Another successful phishing attack

PeckShield flagged the address as belonging to the hacker, but there are no details yet on how he carried out the attack. What is known is that he used the phishing strategy, which consists of pretending to be a company to steal funds from users.

In this attack, the hacker can create a fake website or email and pretend to be a legitimate organization. However, when clicking on the fake website, the user goes to a domain controlled by the hacker. There, the person is subject to losing their passwords and their money, which actually happened in this case.

Additionally, Scam Sniffer’s research indicated that the hacker moved the funds to an exchange called Coinone. But this platform is also involved in fraud involving cryptocurrency mining.

According to Dune Analytics, phishing is one of the most common attacks in the cryptocurrency market. In 2023 alone, these attacks resulted in losses of $337 million in USDT in total, affecting nearly 22,000 individuals.

Riscos do phishing

Phishing scams continue to wreak havoc on the market, fooling even high-profile, tech-savvy entities on numerous occasions. The user almost always cannot distinguish between the real website of an exchange or company and its fake version.
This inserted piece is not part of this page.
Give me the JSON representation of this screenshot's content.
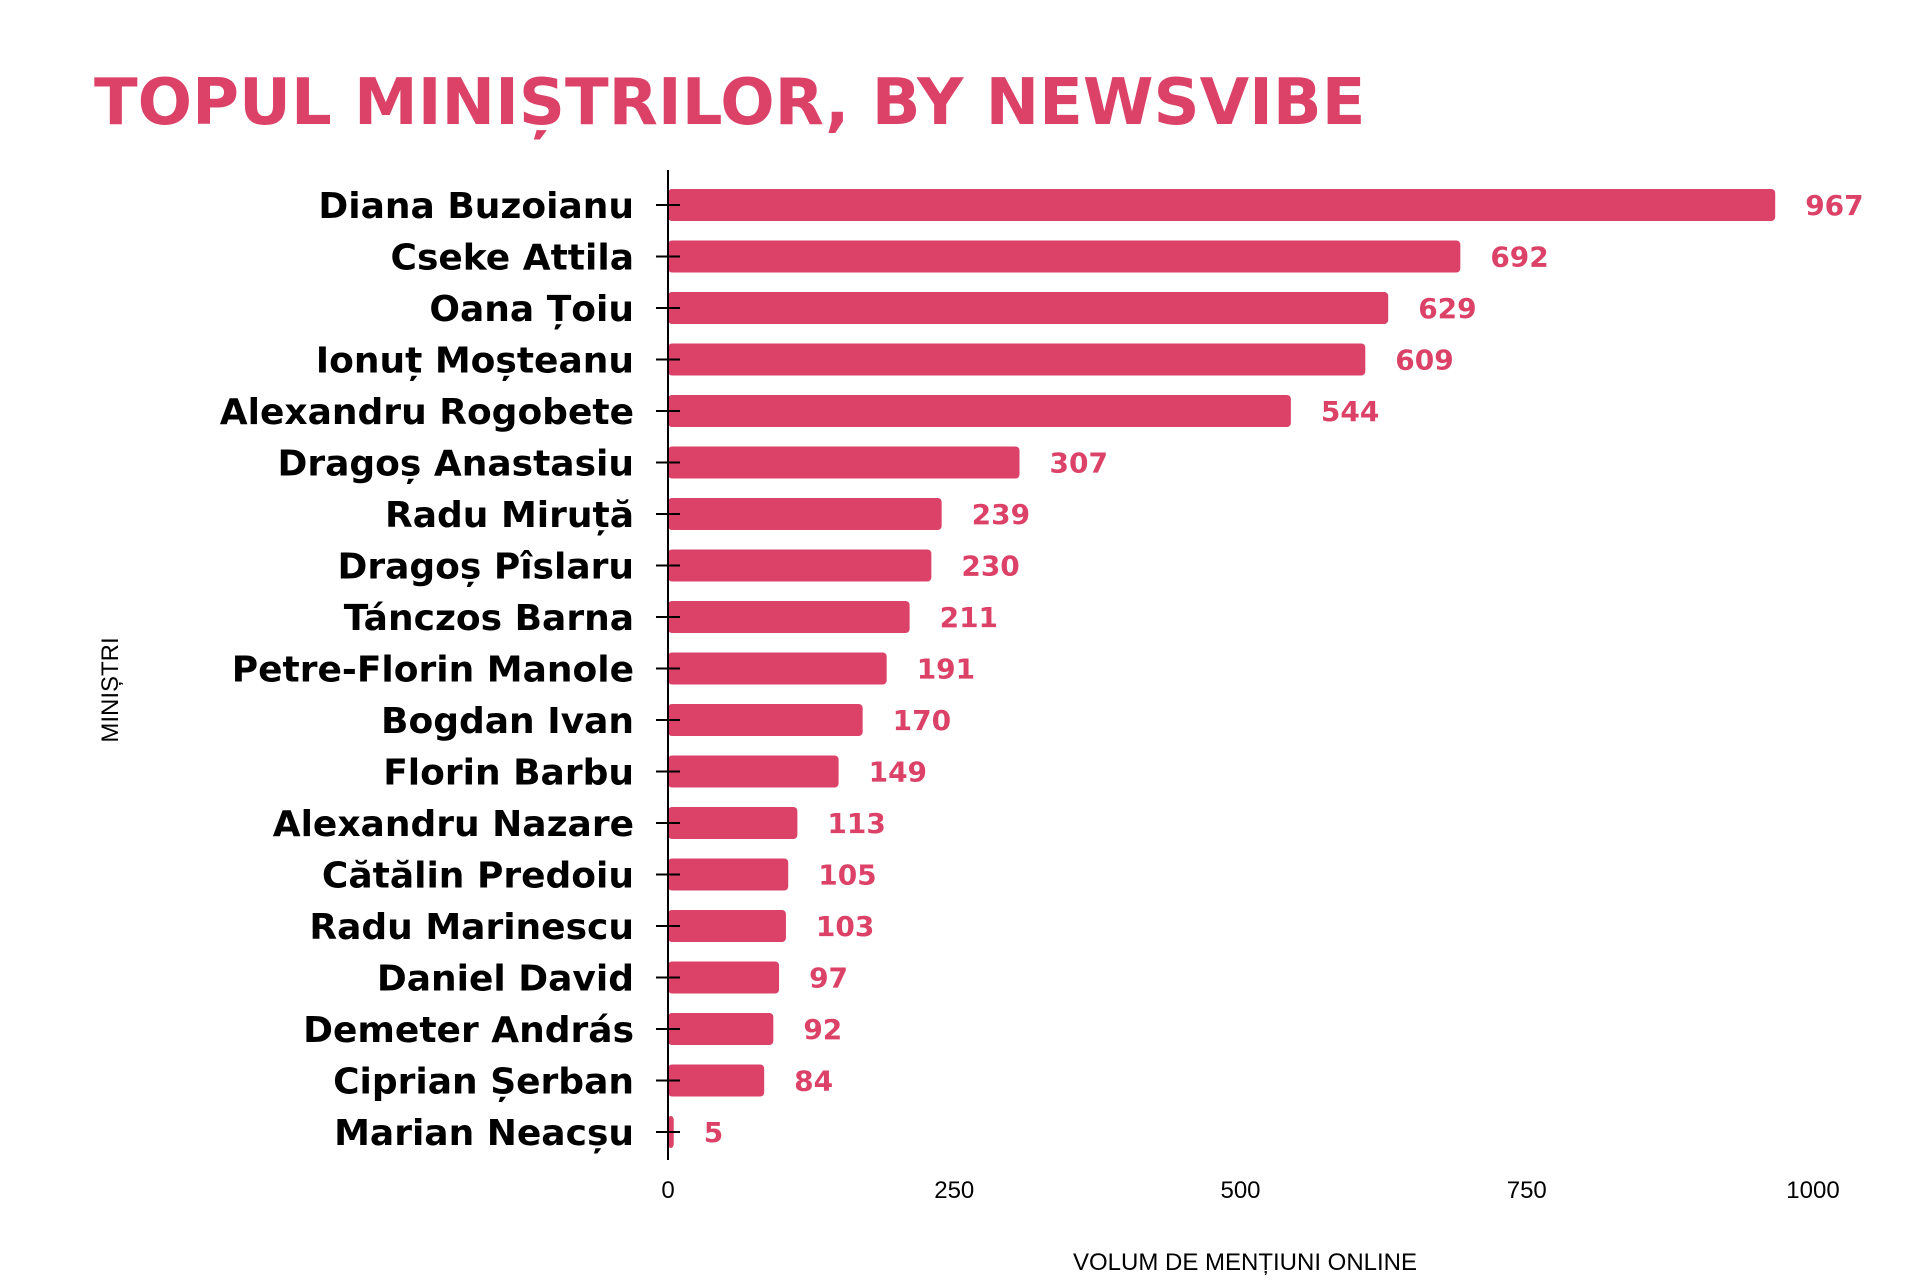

When a user makes a self-custodial cryptocurrency wallet, they receive a “private key” protected by cryptography. However, criminals do not always require the user to provide it. Some scams, like the fake mining pool scam, only ask for a click of a button.

This action typically initiates a request for a network fee in Ether, typically ranging from $10 to $50. However, the user giving this authorization allows the attacker access to the wallet. And then, even without private keys, hackers can break in and steal cryptocurrencies.
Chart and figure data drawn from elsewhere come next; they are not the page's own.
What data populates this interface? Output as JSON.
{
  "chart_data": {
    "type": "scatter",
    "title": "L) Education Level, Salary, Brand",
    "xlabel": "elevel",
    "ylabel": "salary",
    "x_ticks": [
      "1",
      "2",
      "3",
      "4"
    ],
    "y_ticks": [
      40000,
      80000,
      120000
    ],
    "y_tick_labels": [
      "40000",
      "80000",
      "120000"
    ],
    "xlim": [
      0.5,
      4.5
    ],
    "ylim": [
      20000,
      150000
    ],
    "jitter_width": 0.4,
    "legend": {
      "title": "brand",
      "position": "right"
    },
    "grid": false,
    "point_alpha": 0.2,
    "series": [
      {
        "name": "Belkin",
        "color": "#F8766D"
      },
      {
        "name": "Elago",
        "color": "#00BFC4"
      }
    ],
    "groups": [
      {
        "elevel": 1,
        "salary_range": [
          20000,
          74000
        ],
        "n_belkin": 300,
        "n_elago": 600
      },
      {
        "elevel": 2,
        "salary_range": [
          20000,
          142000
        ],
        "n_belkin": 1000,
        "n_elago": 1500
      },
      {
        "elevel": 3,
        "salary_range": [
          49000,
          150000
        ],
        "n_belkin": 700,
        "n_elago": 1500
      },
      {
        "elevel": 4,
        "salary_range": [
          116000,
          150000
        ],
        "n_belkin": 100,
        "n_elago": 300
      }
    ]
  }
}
“Mining scams are actually like phishing attacks that pretend to be “mining” or “liquidity pools.” But instead, they trick you into authorizing unlimited withdrawals from your wallet. They may come with 24-hour “customer support” service, but that is fake,” said the Global Anti-Scam Organization.

Losses accumulate

Losses from hacker attacks accumulate and sometimes cause irreversible damage. Earlier this week, the NONE protocol, which is a suite of premier trading tools for cryptocurrencies and NFTs, announced the closure of its operations.

One of the reasons was a hacker attack that the protocol suffered, in which a user lost 41.52 ETH, in addition to NONE tokens. The loss exceeded R$500,000.

A large investor also suffered a significant loss of over $24 million in Ether (ETH) on September 6 after accessing a fake staking protocol. Further investigation revealed that the investor unknowingly granted approval to the scammers, authorizing “subsidy increase” transactions.

How to protect yourself

As ways to protect themselves from phishing attacks, users should use strong passwords and implement two-factor authentication to keep their accounts as secure as possible.